Veteran Diagnosed with HIV Following Botched Procedure at VA HospitalApr 7, 2009 | Parker Waichman LLP Late last month we wrote that thousands of military veterans might have been exposed to dangerous, life-threatening pathogens from shoddy colonoscopies and endoscopies they underwent as long as five years ago. Now, the Associated Press (AP) reports one patient has tested positive for HIV following exposure to tainted equipment at a Veterans Administration (VA) medical facility.
HIV and hepatitis B and C are spread by contact with infected body fluids, especially blood. HIV—the human immunodeficiency virus—is the virus that causes AIDS (acquired immunodeficiency syndrome); AIDS is the final stage of HIV infection. Hepatitis B and C are liver diseases that can lead to cirrhosis or cancer of the liver. Vaccines exist only for hepatitis B. HIV/AIDS, hepatitis B, and hepatitis B can all lead to death.
According to the AP, the VA previously stated that hepatitis B and C were diagnosed in 16 patients, but argued that it would be impossible to determine if contamination occurred at VA facilities. At least one patient consulted with malpractice attorneys and more are expected. The man, who is in his 50s, tested positive for hepatitis C; he and his lawyers believe a colonoscopy at the Murfreesboro VA two years prior to be the culprit, said WSMV last month. Now, the long-married father must endure protected sex with his wife for the rest of their lives, it noted.

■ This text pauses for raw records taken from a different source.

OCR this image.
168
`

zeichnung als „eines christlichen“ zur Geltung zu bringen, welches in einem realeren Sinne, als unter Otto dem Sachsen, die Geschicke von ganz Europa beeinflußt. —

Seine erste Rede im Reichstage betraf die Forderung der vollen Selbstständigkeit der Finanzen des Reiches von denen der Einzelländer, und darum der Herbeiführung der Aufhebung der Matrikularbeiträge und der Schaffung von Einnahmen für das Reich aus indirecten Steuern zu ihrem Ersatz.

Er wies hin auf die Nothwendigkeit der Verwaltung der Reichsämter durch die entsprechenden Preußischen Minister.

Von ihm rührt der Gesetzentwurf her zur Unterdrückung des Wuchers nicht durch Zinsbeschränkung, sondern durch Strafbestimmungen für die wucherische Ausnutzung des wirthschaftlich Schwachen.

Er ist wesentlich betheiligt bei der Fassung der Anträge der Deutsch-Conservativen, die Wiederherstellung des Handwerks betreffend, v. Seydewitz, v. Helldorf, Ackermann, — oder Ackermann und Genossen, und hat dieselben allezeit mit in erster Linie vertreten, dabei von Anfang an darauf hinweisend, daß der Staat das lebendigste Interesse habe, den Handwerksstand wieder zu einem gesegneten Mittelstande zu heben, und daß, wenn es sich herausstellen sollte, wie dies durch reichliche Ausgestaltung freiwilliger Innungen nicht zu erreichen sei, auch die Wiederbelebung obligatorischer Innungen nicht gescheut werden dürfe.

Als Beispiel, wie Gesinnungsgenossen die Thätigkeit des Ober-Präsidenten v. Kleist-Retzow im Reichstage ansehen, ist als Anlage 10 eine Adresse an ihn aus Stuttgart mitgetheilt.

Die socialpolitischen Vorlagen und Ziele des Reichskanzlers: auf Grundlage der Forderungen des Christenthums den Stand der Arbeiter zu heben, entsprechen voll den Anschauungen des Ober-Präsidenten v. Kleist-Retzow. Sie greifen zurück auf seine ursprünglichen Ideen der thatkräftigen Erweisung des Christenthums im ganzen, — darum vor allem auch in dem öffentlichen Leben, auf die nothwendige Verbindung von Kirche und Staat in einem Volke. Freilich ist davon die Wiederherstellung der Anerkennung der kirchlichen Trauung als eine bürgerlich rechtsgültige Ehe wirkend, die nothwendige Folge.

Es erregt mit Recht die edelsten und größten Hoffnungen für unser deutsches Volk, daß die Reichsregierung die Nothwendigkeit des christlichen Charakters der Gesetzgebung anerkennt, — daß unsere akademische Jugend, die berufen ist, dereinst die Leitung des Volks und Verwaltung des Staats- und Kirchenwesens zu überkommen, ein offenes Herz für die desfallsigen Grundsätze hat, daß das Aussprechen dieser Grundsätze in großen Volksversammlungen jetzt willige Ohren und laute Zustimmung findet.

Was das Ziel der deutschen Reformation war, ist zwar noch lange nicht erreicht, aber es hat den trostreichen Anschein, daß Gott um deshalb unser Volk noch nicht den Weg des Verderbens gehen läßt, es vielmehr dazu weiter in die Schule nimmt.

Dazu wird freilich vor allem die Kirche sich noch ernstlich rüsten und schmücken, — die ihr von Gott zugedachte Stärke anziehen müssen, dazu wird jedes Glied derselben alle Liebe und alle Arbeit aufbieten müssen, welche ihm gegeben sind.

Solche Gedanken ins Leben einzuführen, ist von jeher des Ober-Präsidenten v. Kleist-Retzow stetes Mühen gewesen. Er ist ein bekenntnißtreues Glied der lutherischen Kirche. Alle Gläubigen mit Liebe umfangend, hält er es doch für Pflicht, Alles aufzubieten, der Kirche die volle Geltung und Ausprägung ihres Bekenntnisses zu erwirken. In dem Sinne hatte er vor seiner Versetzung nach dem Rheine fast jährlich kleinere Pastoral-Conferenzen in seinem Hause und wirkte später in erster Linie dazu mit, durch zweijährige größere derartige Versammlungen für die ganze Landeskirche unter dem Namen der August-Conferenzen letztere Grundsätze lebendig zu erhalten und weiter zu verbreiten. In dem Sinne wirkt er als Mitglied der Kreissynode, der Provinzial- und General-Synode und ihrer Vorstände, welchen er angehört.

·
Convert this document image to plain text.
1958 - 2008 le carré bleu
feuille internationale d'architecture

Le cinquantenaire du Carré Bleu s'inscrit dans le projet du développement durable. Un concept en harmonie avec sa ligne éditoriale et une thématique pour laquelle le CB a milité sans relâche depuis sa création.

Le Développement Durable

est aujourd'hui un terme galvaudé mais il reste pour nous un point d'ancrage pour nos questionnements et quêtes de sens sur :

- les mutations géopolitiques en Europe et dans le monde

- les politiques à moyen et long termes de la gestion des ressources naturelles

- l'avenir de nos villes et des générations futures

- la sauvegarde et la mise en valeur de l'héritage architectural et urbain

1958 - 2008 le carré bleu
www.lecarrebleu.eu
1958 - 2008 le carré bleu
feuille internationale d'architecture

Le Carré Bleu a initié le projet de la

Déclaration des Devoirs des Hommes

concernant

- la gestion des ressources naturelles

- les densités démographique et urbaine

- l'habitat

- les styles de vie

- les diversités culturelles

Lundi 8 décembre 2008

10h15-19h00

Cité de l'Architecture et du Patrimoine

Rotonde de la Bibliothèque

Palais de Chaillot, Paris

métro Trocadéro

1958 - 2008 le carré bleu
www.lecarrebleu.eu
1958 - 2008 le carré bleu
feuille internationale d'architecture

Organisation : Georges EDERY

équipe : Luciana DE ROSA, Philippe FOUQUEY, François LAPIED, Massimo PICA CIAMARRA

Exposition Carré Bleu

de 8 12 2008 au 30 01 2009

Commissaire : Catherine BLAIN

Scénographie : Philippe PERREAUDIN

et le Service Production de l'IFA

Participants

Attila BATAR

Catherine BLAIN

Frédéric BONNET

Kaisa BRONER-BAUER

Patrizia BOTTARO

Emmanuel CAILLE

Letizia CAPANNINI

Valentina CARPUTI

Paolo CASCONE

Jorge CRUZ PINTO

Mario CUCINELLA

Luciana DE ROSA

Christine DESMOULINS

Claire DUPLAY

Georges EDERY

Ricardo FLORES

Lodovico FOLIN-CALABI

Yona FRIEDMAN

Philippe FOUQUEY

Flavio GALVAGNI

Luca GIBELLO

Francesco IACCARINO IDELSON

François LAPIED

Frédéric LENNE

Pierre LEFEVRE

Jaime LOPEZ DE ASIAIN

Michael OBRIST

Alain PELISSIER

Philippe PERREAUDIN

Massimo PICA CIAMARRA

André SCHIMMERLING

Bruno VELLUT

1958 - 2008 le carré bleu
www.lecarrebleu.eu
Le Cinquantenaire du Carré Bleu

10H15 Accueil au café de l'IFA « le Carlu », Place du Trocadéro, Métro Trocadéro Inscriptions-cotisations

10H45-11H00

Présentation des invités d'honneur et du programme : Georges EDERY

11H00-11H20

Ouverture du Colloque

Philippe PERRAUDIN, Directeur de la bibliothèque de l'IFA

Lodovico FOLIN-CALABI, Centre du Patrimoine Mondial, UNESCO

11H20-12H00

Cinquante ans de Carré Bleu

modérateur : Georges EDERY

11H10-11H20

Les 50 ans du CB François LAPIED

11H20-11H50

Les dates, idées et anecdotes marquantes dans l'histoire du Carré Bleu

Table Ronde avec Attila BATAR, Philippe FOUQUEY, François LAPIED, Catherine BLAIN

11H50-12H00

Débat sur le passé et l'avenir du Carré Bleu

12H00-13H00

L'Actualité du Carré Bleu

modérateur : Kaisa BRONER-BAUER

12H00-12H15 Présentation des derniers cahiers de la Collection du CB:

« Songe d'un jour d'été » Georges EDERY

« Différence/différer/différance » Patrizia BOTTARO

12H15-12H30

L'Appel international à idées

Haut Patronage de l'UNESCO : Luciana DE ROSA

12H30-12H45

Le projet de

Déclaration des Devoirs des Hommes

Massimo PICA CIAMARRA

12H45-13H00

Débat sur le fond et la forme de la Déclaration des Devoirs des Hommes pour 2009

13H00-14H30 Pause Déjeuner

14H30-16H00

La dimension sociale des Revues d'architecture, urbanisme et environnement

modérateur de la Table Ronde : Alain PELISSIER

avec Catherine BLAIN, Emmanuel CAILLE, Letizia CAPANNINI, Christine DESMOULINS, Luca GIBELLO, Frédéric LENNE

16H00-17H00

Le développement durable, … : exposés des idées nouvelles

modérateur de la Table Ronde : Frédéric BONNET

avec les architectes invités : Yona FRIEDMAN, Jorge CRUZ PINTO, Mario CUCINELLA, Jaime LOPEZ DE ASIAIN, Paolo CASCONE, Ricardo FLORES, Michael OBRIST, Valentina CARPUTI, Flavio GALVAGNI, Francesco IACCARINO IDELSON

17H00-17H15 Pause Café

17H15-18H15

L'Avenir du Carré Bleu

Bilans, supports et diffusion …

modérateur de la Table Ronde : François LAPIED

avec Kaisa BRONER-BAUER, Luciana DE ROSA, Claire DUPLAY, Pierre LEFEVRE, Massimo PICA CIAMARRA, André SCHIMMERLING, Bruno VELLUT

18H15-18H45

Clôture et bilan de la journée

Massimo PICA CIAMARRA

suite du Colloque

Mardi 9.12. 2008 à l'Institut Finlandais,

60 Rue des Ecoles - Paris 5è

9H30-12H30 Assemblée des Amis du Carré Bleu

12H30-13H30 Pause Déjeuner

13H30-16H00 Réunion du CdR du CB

The VA acknowledged in warnings letters to over 10,000 veterans who had received the invasive procedures in the past five years, that they were potentially exposed to other patients’ bodily fluids and should be tested for diseases such as hepatitis and HIV, said the AP in an earlier report. Also, the VA admitted in late March that water tubes and reservoirs it used in colonoscopies and endoscopies were rinsed—not disinfected—between procedures, which could expose subsequent patients to contamination.
The Washington Times reported that following its confirmation that the first round of tests found one veteran tested positive for HIV, the VA said, "These results do not indicate that there is any relationship between these patients' conditions and the endoscopy procedures they underwent… However, VA is conducting an epidemiologic investigation to look into the possibility of such a relationship." The VA also admitted that three of its hospitals did not appropriately sterilize colonoscopy equipment on a variety of occasions since 2003: Murfreesboro, Tennessee (April 2003 to December 2008), Augusta, Georgia (January 2008 to November 2008), and Miami, Florida (May 2004 through March 2009), said the Washington Times, which also noted that 3,174 test results have been received to date.
WSMV said in an earlier report that late last year the VA found a wrong tubing valve might have been used during procedures as far back as April 2003, which could have resulted in body fluid transmission between patients.
This January, the VA finished a report on the problem in Murfreesboro, including the cause for equipment switches, incorrect equipment use, and improper sterilization processes, said WSMV; however, the VA insisted that, in the majority of cases “unclear product instructions” from Olympus—the equipment provider—are to blame for the potential spread of deadly infections.